Business Report

Can Machine Learning Help Lift China’s Smog?

As China’s air quality sinks, IBM’s research group is using AI techniques to predict pollution levels for every square kilometer 10 days in advance.

From the street, through Beijing’s heavy smog, it can sometimes be hard to make out IBM’s Chinese headquarters: a towering office building with a distinctive undulating architectural flourish and a large company logo at the top.

But just a short distance away, on the northeast outskirts of the capital, IBM computer scientists are using artificial intelligence to develop what they think will be a way to manage China’s notorious and chronic pollution problem more successfully.

The team is using complex computer models and machine learning to calculate how pollution will spread across the city.

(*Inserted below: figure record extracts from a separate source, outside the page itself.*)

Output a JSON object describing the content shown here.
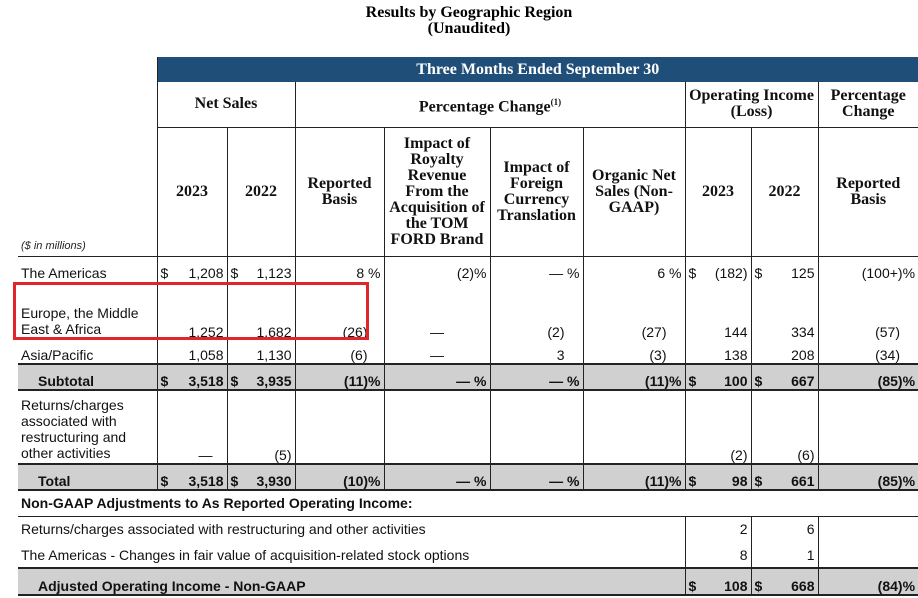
{
  "title": "Results by Geographic Region",
  "subtitle": "(Unaudited)",
  "band_label": "Three Months Ended September 30",
  "headers": {
    "net_sales": "Net Sales",
    "pct_change": "Percentage Change",
    "pct_change_sup": "(1)",
    "op_income": "Operating Income (Loss)",
    "pct_change_right": "Percentage Change",
    "y2023": "2023",
    "y2022": "2022",
    "reported_basis": "Reported Basis",
    "impact_royalty": "Impact of Royalty Revenue From the Acquisition of the TOM FORD Brand",
    "impact_fx": "Impact of Foreign Currency Translation",
    "organic": "Organic Net Sales (Non-GAAP)",
    "oi_2023": "2023",
    "oi_2022": "2022",
    "reported_basis_right": "Reported Basis"
  },
  "units": "($ in millions)",
  "rows": {
    "americas": {
      "label": "The Americas",
      "ns23": "1,208",
      "ns22": "1,123",
      "rep": "8",
      "roy": "(2)",
      "fx": "—",
      "org": "6",
      "oi23": "(182)",
      "oi22": "125",
      "pct": "(100+)"
    },
    "emea": {
      "label": "Europe, the Middle East & Africa",
      "ns23": "1,252",
      "ns22": "1,682",
      "rep": "(26)",
      "roy": "—",
      "fx": "(2)",
      "org": "(27)",
      "oi23": "144",
      "oi22": "334",
      "pct": "(57)"
    },
    "apac": {
      "label": "Asia/Pacific",
      "ns23": "1,058",
      "ns22": "1,130",
      "rep": "(6)",
      "roy": "—",
      "fx": "3",
      "org": "(3)",
      "oi23": "138",
      "oi22": "208",
      "pct": "(34)"
    },
    "subtotal": {
      "label": "Subtotal",
      "ns23": "3,518",
      "ns22": "3,935",
      "rep": "(11)",
      "roy": "—",
      "fx": "—",
      "org": "(11)",
      "oi23": "100",
      "oi22": "667",
      "pct": "(85)"
    },
    "returns": {
      "label": "Returns/charges associated with restructuring and other activities",
      "ns23": "—",
      "ns22": "(5)",
      "oi23": "(2)",
      "oi22": "(6)"
    },
    "total": {
      "label": "Total",
      "ns23": "3,518",
      "ns22": "3,930",
      "rep": "(10)",
      "roy": "—",
      "fx": "—",
      "org": "(11)",
      "oi23": "98",
      "oi22": "661",
      "pct": "(85)"
    }
  },
  "nongaap": {
    "heading": "Non-GAAP Adjustments to As Reported Operating Income:",
    "adj1": {
      "label": "Returns/charges associated with restructuring and other activities",
      "oi23": "2",
      "oi22": "6"
    },
    "adj2": {
      "label": "The Americas - Changes in fair value of acquisition-related stock options",
      "oi23": "8",
      "oi22": "1"
    },
    "adjusted": {
      "label": "Adjusted Operating Income - Non-GAAP",
      "oi23": "108",
      "oi22": "668",
      "pct": "(84)"
    }
  },
  "symbols": {
    "dollar": "$",
    "percent": "%"
  },
  "highlight_color": "#e0252c",
  "band_color": "#1f4e79"
}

The researchers can now produce pollution forecasts, with a resolution of a kilometer square, up to 10 days in advance.

These predictions can also tell the government how it might act to avoid the worst scenarios—for instance, by shutting certain factories, or by reducing the number of cars on the road.

When MIT Technology Review visited the offices of IBM Research–China last November, the air was particularly bad. Cold weather had increased demand for electricity, forcing nearby coal plants to boost output. This, combined with the usual traffic chaos, had produced some truly lung-scorching smog. Pollution is measured in terms of the amount of fine particulate matter per cubic meter. For a developed city, the World Health Organization recommends that this figure not exceed 25. During my visit, it reached almost 250. The modeling system, called Green Horizon, was being used to predict the spread of pollution; but it was not clear whether the government had decided to limit either factory output or the number of cars on the road. The need for heating seemed to be outweighing the ill effects.

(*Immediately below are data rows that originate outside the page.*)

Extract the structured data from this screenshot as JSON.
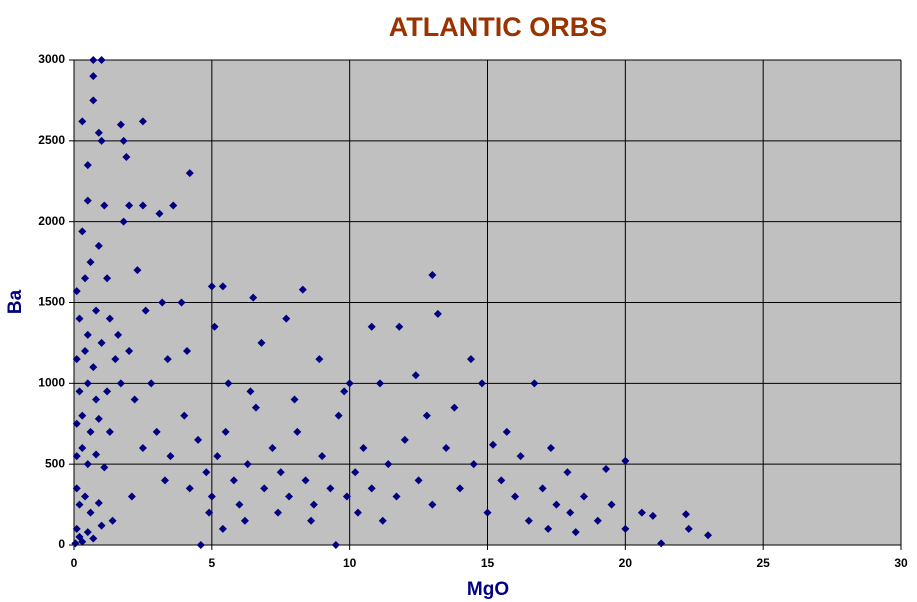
{
  "chart_data": {
    "type": "scatter",
    "title": "ATLANTIC ORBS",
    "x_label": "MgO",
    "y_label": "Ba",
    "color": "#000080",
    "background": "#c0c0c0",
    "grid": true,
    "xlim": [
      0,
      30
    ],
    "xticks": [
      0,
      5,
      10,
      15,
      20,
      25,
      30
    ],
    "ylim": [
      0,
      3000
    ],
    "yticks": [
      0,
      500,
      1000,
      1500,
      2000,
      2500,
      3000
    ],
    "x": [
      0.7,
      1.0,
      0.7,
      0.7,
      0.3,
      2.5,
      1.7,
      0.9,
      1.8,
      1.0,
      0.5,
      1.9,
      4.2,
      0.5,
      1.1,
      2.0,
      3.6,
      2.5,
      3.1,
      1.8,
      0.3,
      13.0,
      8.3,
      5.0,
      5.4,
      13.2,
      6.5,
      20.0,
      23.0,
      22.3,
      21.3,
      22.2,
      21.0,
      19.3,
      17.9,
      16.7,
      15.2,
      17.3,
      14.4,
      0.1,
      0.4,
      0.6,
      0.9,
      1.2,
      0.2,
      0.5,
      0.8,
      1.3,
      1.6,
      0.1,
      0.4,
      0.7,
      1.0,
      1.5,
      2.0,
      0.2,
      0.5,
      0.8,
      1.2,
      1.7,
      0.1,
      0.3,
      0.6,
      0.9,
      1.3,
      0.1,
      0.3,
      0.5,
      0.8,
      1.1,
      0.1,
      0.2,
      0.4,
      0.6,
      0.9,
      0.1,
      0.2,
      0.3,
      0.5,
      0.7,
      1.0,
      1.4,
      0.05,
      2.3,
      2.6,
      3.2,
      3.9,
      2.2,
      2.8,
      3.4,
      4.1,
      2.5,
      3.0,
      3.5,
      4.0,
      4.5,
      2.1,
      3.3,
      4.2,
      4.8,
      5.0,
      5.2,
      5.5,
      5.8,
      6.0,
      6.3,
      6.6,
      6.9,
      7.2,
      7.5,
      7.8,
      8.1,
      8.4,
      8.7,
      9.0,
      9.3,
      9.6,
      9.9,
      10.2,
      10.5,
      10.8,
      11.1,
      11.4,
      11.7,
      12.0,
      5.1,
      6.8,
      8.9,
      10.8,
      11.8,
      12.4,
      7.7,
      4.9,
      5.4,
      4.6,
      6.2,
      7.4,
      8.6,
      9.5,
      10.3,
      11.2,
      6.4,
      8.0,
      9.8,
      5.6,
      10.0,
      12.5,
      13.0,
      13.5,
      14.0,
      14.5,
      15.0,
      15.5,
      16.0,
      16.5,
      17.0,
      17.5,
      18.0,
      18.5,
      19.0,
      19.5,
      20.0,
      13.8,
      14.8,
      15.7,
      12.8,
      20.6,
      16.2,
      18.2,
      17.2
    ],
    "values": [
      3000,
      3000,
      2900,
      2750,
      2620,
      2620,
      2600,
      2550,
      2500,
      2500,
      2350,
      2400,
      2300,
      2130,
      2100,
      2100,
      2100,
      2100,
      2050,
      2000,
      1940,
      1670,
      1580,
      1600,
      1600,
      1430,
      1530,
      520,
      60,
      100,
      10,
      190,
      180,
      470,
      450,
      1000,
      620,
      600,
      1150,
      1570,
      1650,
      1750,
      1850,
      1650,
      1400,
      1300,
      1450,
      1400,
      1300,
      1150,
      1200,
      1100,
      1250,
      1150,
      1200,
      950,
      1000,
      900,
      950,
      1000,
      750,
      800,
      700,
      780,
      700,
      550,
      600,
      500,
      560,
      480,
      350,
      250,
      300,
      200,
      260,
      100,
      50,
      20,
      80,
      40,
      120,
      150,
      10,
      1700,
      1450,
      1500,
      1500,
      900,
      1000,
      1150,
      1200,
      600,
      700,
      550,
      800,
      650,
      300,
      400,
      350,
      450,
      300,
      550,
      700,
      400,
      250,
      500,
      850,
      350,
      600,
      450,
      300,
      700,
      400,
      250,
      550,
      350,
      800,
      300,
      450,
      600,
      350,
      1000,
      500,
      300,
      650,
      1350,
      1250,
      1150,
      1350,
      1350,
      1050,
      1400,
      200,
      100,
      0,
      150,
      200,
      150,
      0,
      200,
      150,
      950,
      900,
      950,
      1000,
      1000,
      400,
      250,
      600,
      350,
      500,
      200,
      400,
      300,
      150,
      350,
      250,
      200,
      300,
      150,
      250,
      100,
      850,
      1000,
      700,
      800,
      200,
      550,
      80,
      100
    ]
  }
}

A day of heavy pollution in Beijing, December 25, 2015.

The Beijing project, which uses data captured from pollution sensors around the city, involves complex modeling both of specific sources of pollution and of weather and air movement to predict how bad pollution will be in different neighborhoods. Previous readings are used to refine predictions using an approach known as machine learning. This makes it possible to create new predictions from these combined factors, says Xiaowei Shen, director of IBM Research–China.

“Everyone’s talking about big data, but we all know the traditional IT technologies we have developed will not be sufficient to handle all the big data,” Xiaowei says.

IBM runs complex simulations of the economic impact of shutting down factories due to pollution levels, says Jin Dong, a distinguished engineer at IBM Research–China and leader of the project. Various government bodies make those decisions.

The Chinese government may need to make some hard decisions concerning energy production in order to mitigate both the short-term health consequences and the long-term climate effects of air pollution. Sarah Williams, an assistant professor in MIT’s Department of Urban Studies and Planning and director of the Civic Data Design Lab, who studied Beijing’s pollution problem during the 2008 Olympics, says that IBM’s effort could be very valuable if it helps show the Chinese government how limited an impact on particulate matter short-term fixes like taking factories offline can have—and how necessary more extensive environmental regulation may be.

“Unless the government uses that data and data visualization to enact changes, it will have little net benefit,” Williams says.

IBM’s modeling system is being used in two other Chinese cities with major pollution problems: Baoding and Zhangjiakou. Meanwhile, related technology created at IBM is being used to study the relationship between traffic and pollution in Delhi, India, and the effectiveness of air pollution control measures in Johannesburg, South Africa.